Speaker 2 [00:16:32] Exactly. So you know right now when ChatGPT if unless I type in something or ask if something with a with a voice, it doesn't do anything. It's like a search thing. But now let's say, you know, my favorite example is I want to buy a mattress. Not tomorrow. In three months. I set up an agent, look for shop for mattresses for me. And every week it just goes out and looks from things and just puts it into my bucket wherever it is. And then shows me the stuff that's. And it's then. So my machine is talking to somebody else's machine or a whole bunch of machines and coming back and aggregating that data. That's a different type of network that you were talking about, right? So in other words, in that sense, Amazon could have a network, right? Because now my query, my smart agent on Amazon, could be querying the millions of third party sellers of things on, on, on their machines and their agents. So networks are very important. I think you would you're making a distinction between networks and distribution. Networks are very key. We're just at the beginning of the beginning of these networks of agents starting to talk to each other. And then the question from an investor point of view is, well, where's the where's the beef? Where's the money? And look, there are three ways to make money out there on the internet advertising transactions, subscriptions, three likes to the store.
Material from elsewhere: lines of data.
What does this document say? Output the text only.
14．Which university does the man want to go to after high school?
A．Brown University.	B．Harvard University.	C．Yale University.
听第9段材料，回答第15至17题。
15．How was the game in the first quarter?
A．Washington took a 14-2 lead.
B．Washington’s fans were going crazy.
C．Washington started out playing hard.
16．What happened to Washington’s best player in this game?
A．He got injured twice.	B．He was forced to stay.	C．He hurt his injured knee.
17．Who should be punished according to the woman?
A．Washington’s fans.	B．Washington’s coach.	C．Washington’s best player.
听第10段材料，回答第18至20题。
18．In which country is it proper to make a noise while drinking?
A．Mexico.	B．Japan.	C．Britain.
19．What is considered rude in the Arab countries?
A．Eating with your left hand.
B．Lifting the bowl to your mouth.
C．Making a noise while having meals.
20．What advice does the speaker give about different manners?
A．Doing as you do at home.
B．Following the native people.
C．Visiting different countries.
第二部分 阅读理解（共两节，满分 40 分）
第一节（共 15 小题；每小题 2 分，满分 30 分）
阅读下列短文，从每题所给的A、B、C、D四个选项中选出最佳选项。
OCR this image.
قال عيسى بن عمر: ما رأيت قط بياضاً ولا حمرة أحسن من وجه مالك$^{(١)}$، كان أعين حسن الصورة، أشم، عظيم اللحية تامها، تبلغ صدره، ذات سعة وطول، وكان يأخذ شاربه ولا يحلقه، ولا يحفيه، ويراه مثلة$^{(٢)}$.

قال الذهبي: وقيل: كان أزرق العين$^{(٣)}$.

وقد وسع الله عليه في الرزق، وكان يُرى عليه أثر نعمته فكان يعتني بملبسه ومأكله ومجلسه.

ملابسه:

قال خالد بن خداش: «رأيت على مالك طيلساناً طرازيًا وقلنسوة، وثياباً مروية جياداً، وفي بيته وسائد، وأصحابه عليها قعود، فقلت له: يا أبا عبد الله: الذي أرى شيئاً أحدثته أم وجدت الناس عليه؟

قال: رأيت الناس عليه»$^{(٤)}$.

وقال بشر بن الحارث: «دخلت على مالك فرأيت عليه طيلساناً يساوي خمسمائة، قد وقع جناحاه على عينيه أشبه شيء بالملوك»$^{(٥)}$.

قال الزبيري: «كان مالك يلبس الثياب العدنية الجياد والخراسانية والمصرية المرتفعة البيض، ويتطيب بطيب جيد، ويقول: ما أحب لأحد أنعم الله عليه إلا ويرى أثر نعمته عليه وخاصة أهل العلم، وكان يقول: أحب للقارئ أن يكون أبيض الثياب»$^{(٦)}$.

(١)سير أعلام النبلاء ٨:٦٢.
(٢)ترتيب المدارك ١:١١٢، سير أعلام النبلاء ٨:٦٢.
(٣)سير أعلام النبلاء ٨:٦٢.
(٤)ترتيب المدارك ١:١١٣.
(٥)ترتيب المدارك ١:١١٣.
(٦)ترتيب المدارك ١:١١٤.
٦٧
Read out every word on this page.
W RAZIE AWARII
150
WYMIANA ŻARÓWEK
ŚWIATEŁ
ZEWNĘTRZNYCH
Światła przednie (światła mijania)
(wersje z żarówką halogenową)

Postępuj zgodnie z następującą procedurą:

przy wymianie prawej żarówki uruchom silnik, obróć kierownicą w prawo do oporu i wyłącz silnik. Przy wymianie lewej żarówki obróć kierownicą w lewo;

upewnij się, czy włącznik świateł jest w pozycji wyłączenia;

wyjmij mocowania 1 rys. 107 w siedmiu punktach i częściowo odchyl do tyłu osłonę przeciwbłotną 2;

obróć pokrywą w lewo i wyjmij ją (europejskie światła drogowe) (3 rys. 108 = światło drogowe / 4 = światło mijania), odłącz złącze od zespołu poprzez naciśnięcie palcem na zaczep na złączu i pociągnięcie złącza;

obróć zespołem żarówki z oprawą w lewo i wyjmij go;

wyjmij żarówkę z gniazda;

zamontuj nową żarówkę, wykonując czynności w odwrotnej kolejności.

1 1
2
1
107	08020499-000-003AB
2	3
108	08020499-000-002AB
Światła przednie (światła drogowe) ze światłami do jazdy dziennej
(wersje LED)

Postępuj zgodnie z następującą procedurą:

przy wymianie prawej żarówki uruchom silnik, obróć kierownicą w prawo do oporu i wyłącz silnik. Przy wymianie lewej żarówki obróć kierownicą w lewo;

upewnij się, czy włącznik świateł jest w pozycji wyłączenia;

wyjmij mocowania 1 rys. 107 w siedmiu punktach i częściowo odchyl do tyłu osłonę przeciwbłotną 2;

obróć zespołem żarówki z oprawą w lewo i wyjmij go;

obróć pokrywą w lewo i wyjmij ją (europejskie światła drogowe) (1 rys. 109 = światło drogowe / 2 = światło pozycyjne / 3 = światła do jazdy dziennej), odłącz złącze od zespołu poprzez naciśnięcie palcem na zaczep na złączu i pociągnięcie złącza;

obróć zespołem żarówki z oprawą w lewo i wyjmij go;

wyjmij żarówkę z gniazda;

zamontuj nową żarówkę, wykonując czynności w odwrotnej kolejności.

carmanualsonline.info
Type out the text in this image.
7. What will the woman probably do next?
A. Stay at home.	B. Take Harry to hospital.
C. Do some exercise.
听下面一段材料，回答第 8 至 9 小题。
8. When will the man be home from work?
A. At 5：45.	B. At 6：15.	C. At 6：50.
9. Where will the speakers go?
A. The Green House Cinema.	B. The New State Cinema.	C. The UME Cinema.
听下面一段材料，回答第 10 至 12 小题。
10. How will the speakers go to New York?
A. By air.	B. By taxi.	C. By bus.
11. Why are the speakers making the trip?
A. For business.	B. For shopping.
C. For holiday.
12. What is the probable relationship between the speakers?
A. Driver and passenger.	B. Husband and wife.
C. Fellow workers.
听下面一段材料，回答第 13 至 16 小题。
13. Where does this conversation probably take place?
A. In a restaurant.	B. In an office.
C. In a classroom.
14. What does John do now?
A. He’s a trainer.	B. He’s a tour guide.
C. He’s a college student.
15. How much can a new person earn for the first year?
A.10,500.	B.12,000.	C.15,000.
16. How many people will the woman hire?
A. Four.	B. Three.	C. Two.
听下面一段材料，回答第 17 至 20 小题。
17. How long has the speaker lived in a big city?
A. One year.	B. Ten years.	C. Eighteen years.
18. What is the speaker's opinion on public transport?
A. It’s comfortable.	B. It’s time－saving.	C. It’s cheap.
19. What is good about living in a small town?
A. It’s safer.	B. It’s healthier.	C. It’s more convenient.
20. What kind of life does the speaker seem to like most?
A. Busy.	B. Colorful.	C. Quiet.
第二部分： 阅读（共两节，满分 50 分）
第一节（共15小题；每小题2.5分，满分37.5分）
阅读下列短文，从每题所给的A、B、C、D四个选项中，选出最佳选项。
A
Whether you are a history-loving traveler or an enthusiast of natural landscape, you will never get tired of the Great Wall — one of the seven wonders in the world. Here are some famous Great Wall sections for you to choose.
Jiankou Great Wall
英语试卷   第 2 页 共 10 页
And when you when you've got so far on the internet, we've got call it three 4 billion or the 8 billion people on the internet through smartphones and so on. So far it's been mostly people, people talking people to businesses. But now let's say there's an average of ten agents for one of us and there are 4 billion of us. So in about 3 or 4 years, there's 40 billion agents talking to each other. And that can all be monetized with advertising and subscriptions and transactions. 

Speaker 3 [00:18:28] What's the term then? 

Speaker 1 [00:18:29] How do you define the Tam? 

Speaker 2 [00:18:31] So tam tam is humanity. I love the word tam because it's it's everything in. 

Speaker 3 [00:18:37] The market for the audience to.